$MobileNet$ 系列算法之 $V2$

针对 $MobileNet$-$V1$ 中出现的 $Depthwise$ 部分的卷积核容易废掉，即卷积核参数大部分为零的问题，$Google$ 团队在 $2018$ 年提出 $MobileNet$-$V2$，相比于 $MobileNet$-$V1$ 网络，准确率更高，模型更小。

简介

主要有以下两个亮点：

使用了 $Inverted$ $Residuals$(倒残差结构)
使用了 $Linear$ $Bottlenecks$

如下图 1 所示为 $MobileNet$-$V2$ 和其他网络的一些性能对比。从图可知， $MobileNet$-$V2$ 相比于 $MobileNet$-$V1$ 性能提升了 $1.4$ 个点，并且参数量和计算量都降低了很多，单图推理性能达到 $75ms$。甚至于采用 α(在 $MobileNet$-$V1$ 中的宽度因子)=$1.4$ 的情况下，精确度上升至 $74.7$。

$Inverted$ $Residuals$

在 $MobileNet$-$V1$ 中的 $DW$ 深度卷积本身没有改变通道数量的能力，输入通道数等于输出通道数。如果来的通道很少的话，$DW$ 深度卷积只能在低维度上工作，这样效果并不会很好，所以作者提出要“扩张”通道。既然已经知道 $PW$ 逐点卷积也就是 $1×1$ 卷积可以用来升维和降维，那就可以在 $DW$ 深度卷积之前使用 $PW$ 卷积进行升维，再在一个更高维的空间中进行卷积操作来提取特征。如下图所示，这种在深度卷积之前扩充通道的操作在 $v2$ 中被称作 $Expansion$ $layer$，如下图 2 所示。

$MobileNet$-$v1$ 虽然加了深度可分离卷积，但网络主体仍然是 $VGG$ 的直筒型结构。而$MobileNet$-$v2$ 网络的另外一个关键点就是借鉴了 $ResNet$ 的残差结构，在 $MobileNet$-$v1$ 网络结构基础上加入了跳跃连接。相较于 $ResNet$ 的残差块结构，作者在 $MobileNet$-$v2$ 中给这种结构命名为 $Inverted$ $resdiual$ $block$，即倒残差块。
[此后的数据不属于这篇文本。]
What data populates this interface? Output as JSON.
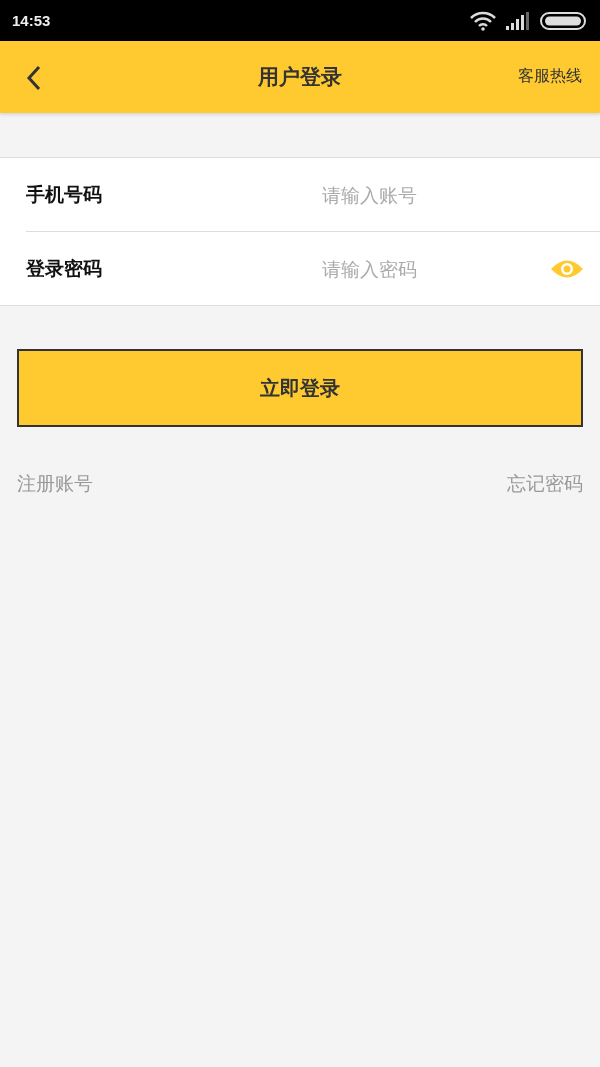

至于为什么叫倒残差网络是因为，如下图 $3$ 中 $a$ 图所示的传统残差块是先做 $1×1$ 卷积降维再做 $3×3$ 卷积和 $1×1$ 卷积升维的操作，呈现“两头大，中间小”的效果，而 $Inverted$ $resdiual$ 如下图 3 中 $b$ 图所示是先做 $1×1$ 卷积升维再做 $3×3$ 卷积和 $1×1$ 卷积降维，呈现“两头小，中间大”的效果，故而叫做“倒残差”块，之后再做 $shortcuts$ 操作增加跳跃连接，目的是为了减缓梯度传播时造成的梯度弥散。

$Linear$ $Bottlenecks$

在 $MobileNet$-$V1$ 中会出现 $Depthwise$ 部分的卷积核容易废掉，即卷积核参数大部分为零的现象，经过作者的分析之后得出这个问题其实是由于 $ReLU$ 激活函数导致的。

什么意思呢？作者在原论文中也给出了解释，如下图 $4$ 所示为将低维流形的 $ReLU$ 变换 $embedded$ 到高维空间中的例子，用比较通俗的话来讲就是将一个 $n$ 维的特征 $T$ 做 $ReLU$ 运算，然后利用 $T$ 的逆矩阵进行恢复，从图 $4$ 中可以看出，当 $n = 2,3$ 时，恢复出现的特征与 $Input$ 相比有很大一部分的信息已经丢失了。而当 $n$ = $15$ 到 $30$，还是有相当多的地方被保留了下来。也就是说，对低维度做 $ReLU$ 运算，很容易造成信息的丢失。而在高维度进行 $ReLU$ 运算的话，信息的丢失则会很少。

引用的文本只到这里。